Las primeras escaramuzas en la polémica sobre las bodas gay en España han enfrentado al gobierno y a la Iglesia católica antes de que exista un proyecto de ley. Pero no conviene olvidar que no estamos aquí ante una cuestión de confesionalismo frente a laicidad, sino ante un debate sobre el futuro del matrimonio civil.
Los obispos advierten en su nota que «si el Estado procede a dar curso legal a un supuesto matrimonio entre personas del mismo sexo, la institución matrimonial quedará seriamente afectada. Fabricar moneda falsa es devaluar la moneda verdadera y poner en peligro todo el sistema económico. De igual manera igualar las uniones homosexuales a los verdaderos matrimonios es introducir un peligroso factor de disolución de la institución matrimonial y, con ella, del justo orden social».
El gobierno responde, por boca del ministro de Justicia, que «la jerarquía católica no puede ni debe interferir en la actuación del legislador en el ámbito que le corresponde» y que así como nadie discute a la Iglesia su derecho a regular el sacramento del matrimonio, el Estado reclama la autoridad para regular el matrimonio civil.
En la réplica del gobierno se advierte ya una experimentada táctica: convicciones que forman parte del patrimonio moral de la civilización, pasan a ser etiquetadas como creencias religiosas personales e intransferibles, lo que permite descartarlas de entrada a la hora de legislar. López Aguilar señaló que «desde ese mismo respeto que el gobierno profesa a la Iglesia, reclamará respeto a lo que para la mayoría de la sociedad está fuera de discusión».
Pero si hay algo que no está fuera de discusión es una ley sobre el matrimonio, que afecta a los ya casados y a los que se casarán. Los ya casados se unieron sobre la base de un concepto de matrimonio que ahora se pretende alterar. Por lo tanto, tienen algo que decir. Y los que se casarán tomarán también su decisión teniendo en cuenta el tipo de matrimonio que la ley diseñe.

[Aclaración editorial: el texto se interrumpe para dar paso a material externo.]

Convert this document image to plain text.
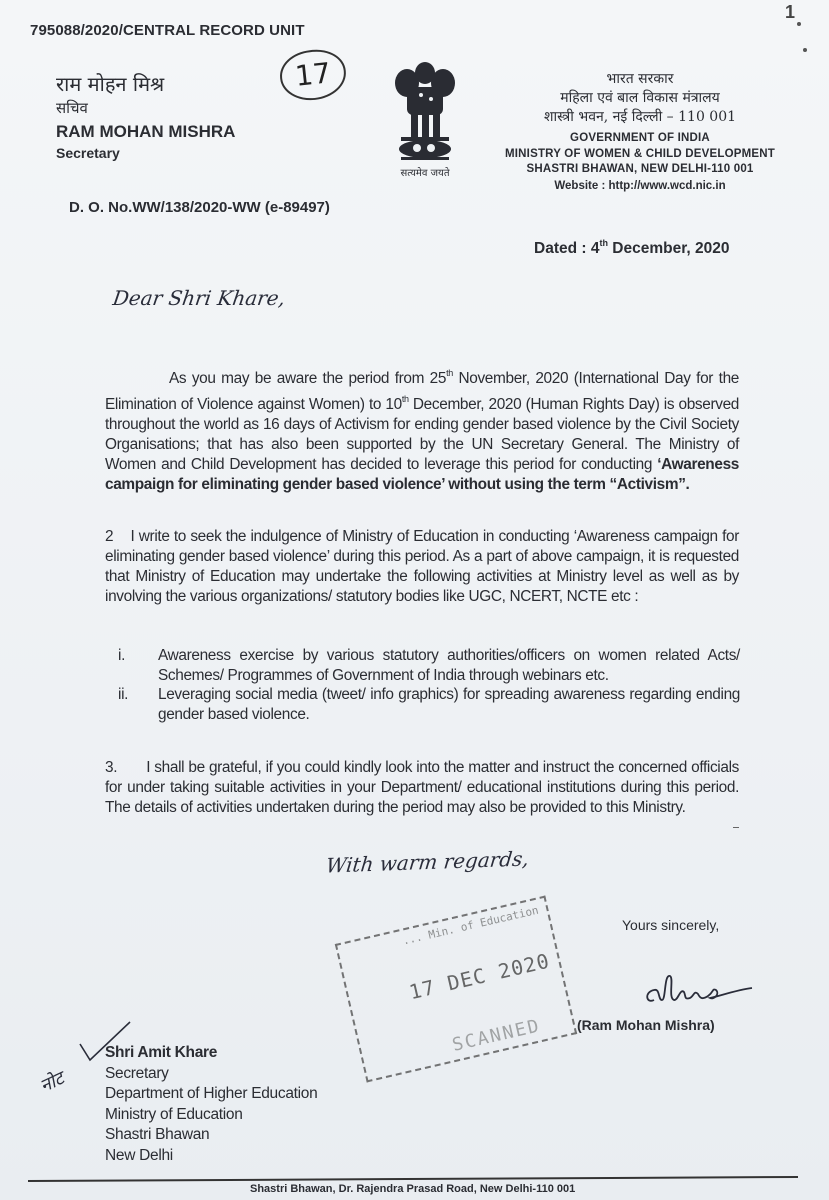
795088/2020/CENTRAL RECORD UNIT
1
राम मोहन मिश्र
सचिव
RAM MOHAN MISHRA
Secretary
17
सत्यमेव जयते
भारत सरकार
महिला एवं बाल विकास मंत्रालय
शास्त्री भवन, नई दिल्ली – 110 001
GOVERNMENT OF INDIA
MINISTRY OF WOMEN & CHILD DEVELOPMENT
SHASTRI BHAWAN, NEW DELHI-110 001
Website : http://www.wcd.nic.in
D. O. No.WW/138/2020-WW (e-89497)
Dated : 4th December, 2020
Dear Shri Khare,
As you may be aware the period from 25th November, 2020 (International Day for the Elimination of Violence against Women) to 10th December, 2020 (Human Rights Day) is observed throughout the world as 16 days of Activism for ending gender based violence by the Civil Society Organisations; that has also been supported by the UN Secretary General. The Ministry of Women and Child Development has decided to leverage this period for conducting ‘Awareness campaign for eliminating gender based violence’ without using the term “Activism”.
2    I write to seek the indulgence of Ministry of Education in conducting ‘Awareness campaign for eliminating gender based violence’ during this period. As a part of above campaign, it is requested that Ministry of Education may undertake the following activities at Ministry level as well as by involving the various organizations/ statutory bodies like UGC, NCERT, NCTE etc :
i.	Awareness exercise by various statutory authorities/officers on women related Acts/ Schemes/ Programmes of Government of India through webinars etc.
ii.	Leveraging social media (tweet/ info graphics) for spreading awareness regarding ending gender based violence.
3.       I shall be grateful, if you could kindly look into the matter and instruct the concerned officials for under taking suitable activities in your Department/ educational institutions during this period. The details of activities undertaken during the period may also be provided to this Ministry.
With warm regards,
... Min. of Education
17 DEC 2020
SCANNED
Yours sincerely,
(Ram Mohan Mishra)
नोट
Shri Amit Khare
Secretary
Department of Higher Education
Ministry of Education
Shastri Bhawan
New Delhi
Shastri Bhawan, Dr. Rajendra Prasad Road, New Delhi-110 001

Este debate, que está abierto en España como en otros países, exige una discusión seria. Lo que importa no es si una postura sobre el matrimonio coincide o no con creencias religiosas o ateas, sino la sabiduría de sus argumentos, las consecuencias que se derivan de ella, las razones jurídicas que la avalan.

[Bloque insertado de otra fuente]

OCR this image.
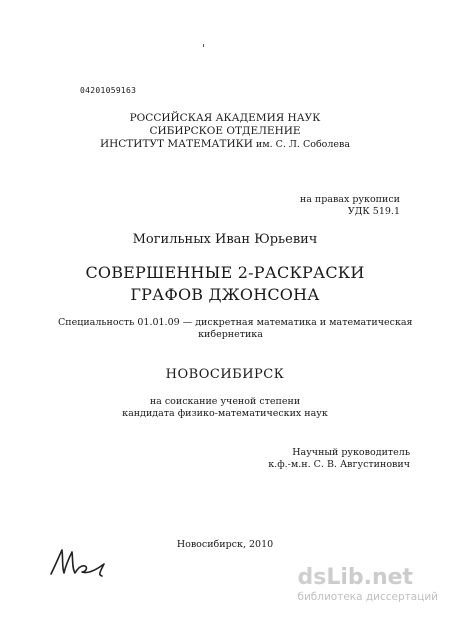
04201059163
РОССИЙСКАЯ АКАДЕМИЯ НАУК
СИБИРСКОЕ ОТДЕЛЕНИЕ
ИНСТИТУТ МАТЕМАТИКИ им. С. Л. Соболева
на правах рукописи
УДК 519.1
Могильных Иван Юрьевич
СОВЕРШЕННЫЕ 2-РАСКРАСКИ
ГРАФОВ ДЖОНСОНА
Специальность 01.01.09 — дискретная математика и математическая
кибернетика
НОВОСИБИРСК
на соискание ученой степени
кандидата физико-математических наук
Научный руководитель
к.ф.-м.н. С. В. Августинович
Новосибирск, 2010
dsLib.net
библиотека диссертаций
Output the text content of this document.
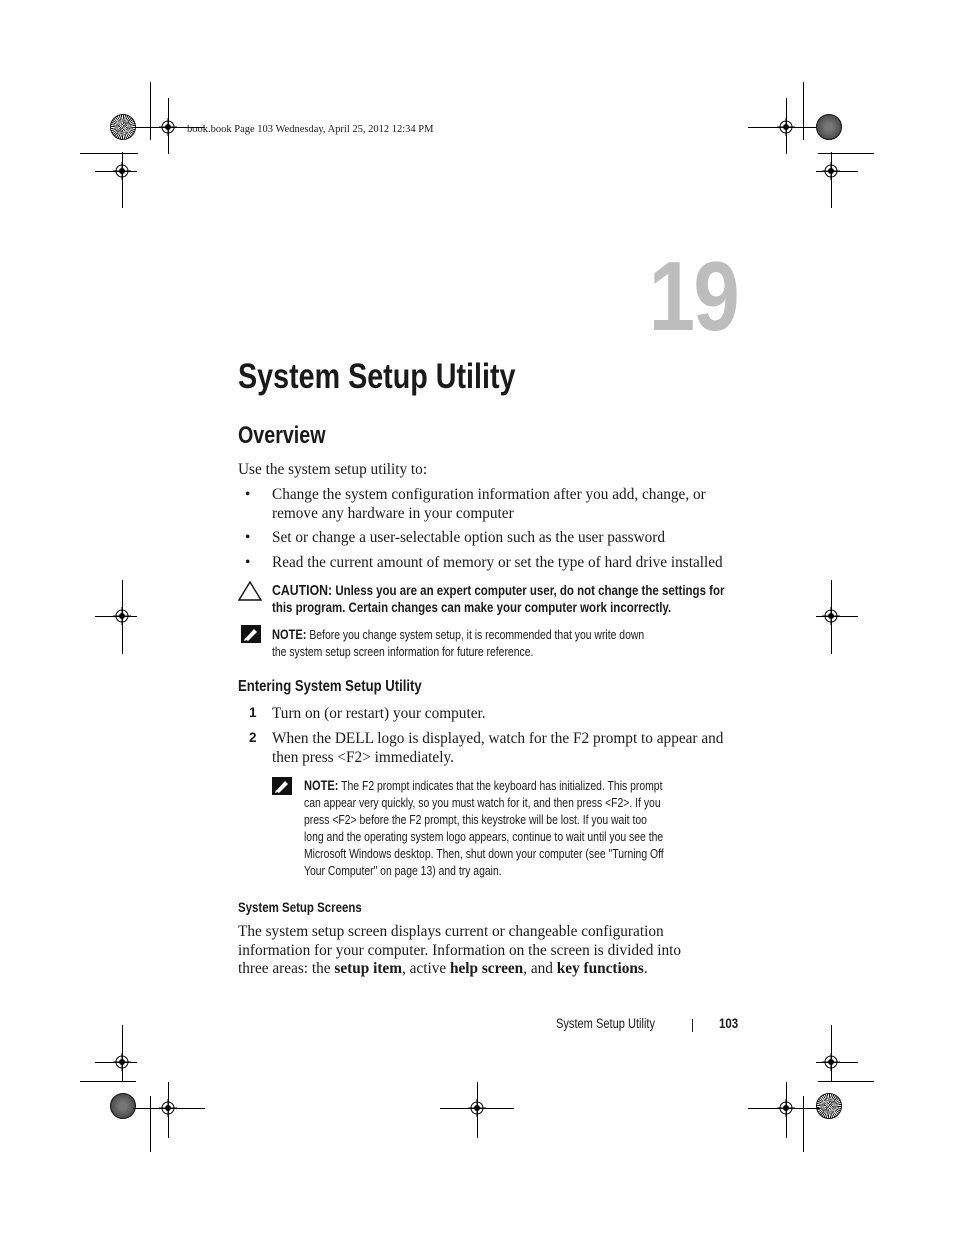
book.book Page 103 Wednesday, April 25, 2012 12:34 PM
19
System Setup Utility
Overview
Use the system setup utility to:
• Change the system configuration information after you add, change, or
remove any hardware in your computer
• Set or change a user-selectable option such as the user password
• Read the current amount of memory or set the type of hard drive installed
CAUTION: Unless you are an expert computer user, do not change the settings for
this program. Certain changes can make your computer work incorrectly.
NOTE: Before you change system setup, it is recommended that you write down
the system setup screen information for future reference.
Entering System Setup Utility
1 Turn on (or restart) your computer.
2 When the DELL logo is displayed, watch for the F2 prompt to appear and
then press <F2> immediately.
NOTE: The F2 prompt indicates that the keyboard has initialized. This prompt
can appear very quickly, so you must watch for it, and then press <F2>. If you
press <F2> before the F2 prompt, this keystroke will be lost. If you wait too
long and the operating system logo appears, continue to wait until you see the
Microsoft Windows desktop. Then, shut down your computer (see "Turning Off
Your Computer" on page 13) and try again.
System Setup Screens
The system setup screen displays current or changeable configuration
information for your computer. Information on the screen is divided into
three areas: the setup item, active help screen, and key functions.
System Setup Utility	103
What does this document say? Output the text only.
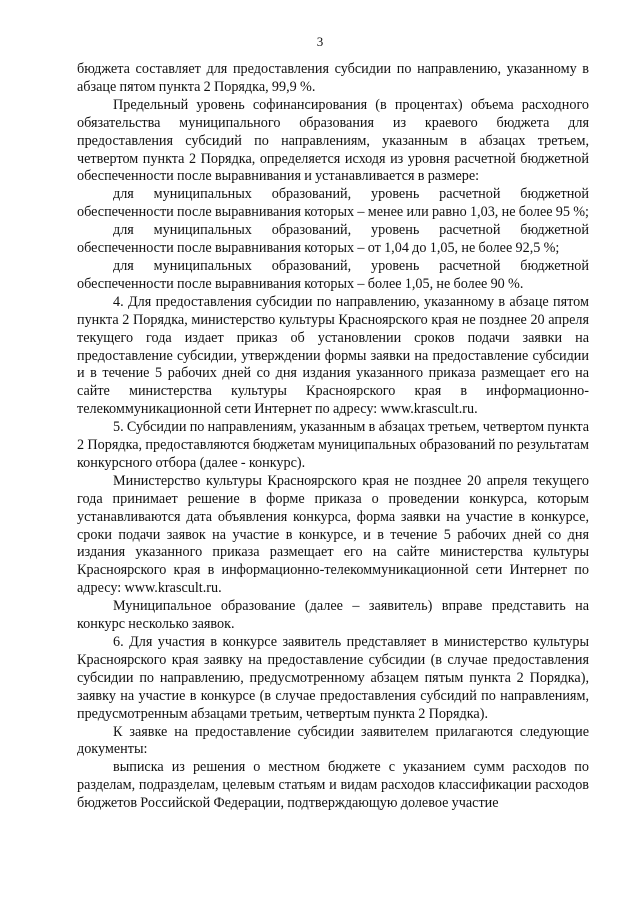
3

бюджета составляет для предоставления субсидии по направлению, указанному в абзаце пятом пункта 2 Порядка, 99,9 %.

Предельный уровень софинансирования (в процентах) объема расходного обязательства муниципального образования из краевого бюджета для предоставления субсидий по направлениям, указанным в абзацах третьем, четвертом пункта 2 Порядка, определяется исходя из уровня расчетной бюджетной обеспеченности после выравнивания и устанавливается в размере:

для муниципальных образований, уровень расчетной бюджетной обеспеченности после выравнивания которых – менее или равно 1,03, не более 95 %;

для муниципальных образований, уровень расчетной бюджетной обеспеченности после выравнивания которых – от 1,04 до 1,05, не более 92,5 %;

для муниципальных образований, уровень расчетной бюджетной обеспеченности после выравнивания которых – более 1,05, не более 90 %.

4. Для предоставления субсидии по направлению, указанному в абзаце пятом пункта 2 Порядка, министерство культуры Красноярского края не позднее 20 апреля текущего года издает приказ об установлении сроков подачи заявки на предоставление субсидии, утверждении формы заявки на предоставление субсидии и в течение 5 рабочих дней со дня издания указанного приказа размещает его на сайте министерства культуры Красноярского края в информационно-телекоммуникационной сети Интернет по адресу: www.krascult.ru.

5. Субсидии по направлениям, указанным в абзацах третьем, четвертом пункта 2 Порядка, предоставляются бюджетам муниципальных образований по результатам конкурсного отбора (далее - конкурс).

Министерство культуры Красноярского края не позднее 20 апреля текущего года принимает решение в форме приказа о проведении конкурса, которым устанавливаются дата объявления конкурса, форма заявки на участие в конкурсе, сроки подачи заявок на участие в конкурсе, и в течение 5 рабочих дней со дня издания указанного приказа размещает его на сайте министерства культуры Красноярского края в информационно-телекоммуникационной сети Интернет по адресу: www.krascult.ru.

Муниципальное образование (далее – заявитель) вправе представить на конкурс несколько заявок.

6. Для участия в конкурсе заявитель представляет в министерство культуры Красноярского края заявку на предоставление субсидии (в случае предоставления субсидии по направлению, предусмотренному абзацем пятым пункта 2 Порядка), заявку на участие в конкурсе (в случае предоставления субсидий по направлениям, предусмотренным абзацами третьим, четвертым пункта 2 Порядка).

К заявке на предоставление субсидии заявителем прилагаются следующие документы:

выписка из решения о местном бюджете с указанием сумм расходов по разделам, подразделам, целевым статьям и видам расходов классификации расходов бюджетов Российской Федерации, подтверждающую долевое участие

Por eso no tiene sentido decir que la Iglesia católica pretende «imponer» su doctrina a la sociedad. Todo grupo que se pronuncia sobre una ley pretende influir en ella, lo cual es un mecanismo sano en una sociedad democrática que busca la participación de los ciudadanos. Por la misma razón podría decirse que la Federación de gays y lesbianas pretende imponer su peculiar concepción del matrimonio a la sociedad. O que Greenpeace quiere imponer su particular visión a todos cuando se pronuncia sobre las centrales nucleares. Al final, la ley se adoptará por mayoría en el Parlamento, y los que tengan más votos impondrán su concepción del matrimonio a todos los demás.
Pero lo que está en juego no es la contraposición entre matrimonio civil y canónico, sino algo que afecta a la razón de ser del matrimonio civil. Cuando en 1998 se discutió en Francia el llamado Pacto Civil de Solidaridad (PACS), que daba un estatuto legal a las uniones de hecho, también a las homosexuales, y las equiparaba en algunos derechos con el matrimonio, las Iglesias (católicos, protestantes, musulmanes y judíos) se manifestaron en contra. Pero también hubo una declaración, firmada por más de 18.800 alcaldes (unos dos mil de izquierda, seis mil de derecha y más de diez mil independientes), en «defensa del matrimonio republicano», en la que se oponían a refrendar las uniones homosexuales. Y eso que el PACS, después aprobado, no tiene ni mucho menos el rango de matrimonio.
Los alcaldes firmantes de la declaración recordaban que la República hizo del matrimonio una celebración laica, presidida por el alcalde: «No hay otro acontecimiento en la vida del ciudadano, de su nacimiento a su muerte, que reciba tal honor». Los alcaldes temían el descrédito que podía sufrir el matrimonio civil, al equiparar en ciertos derechos a las uniones homosexuales con el matrimonio. «Este pequeño grupo [activistas homosexuales], que tiene que hacer tanto ruido al ser muy minoritario, se preocupa poco de las consecuencias de la ley sobre el conjunto de la sociedad». Si hay que reconocer con solemnidad pública las uniones homosexuales, «¿por qué no la unión polígama? -se preguntaban los alcaldes-. ¿En qué es menos respetable que la familia homosexual?». Cuestión no meramente teórica, habida cuenta de la creciente presencia en Europa de grupos étnicos que admiten la poligamia.
En definitiva, lo que está en juego es el prestigio y el futuro del matrimonio civil.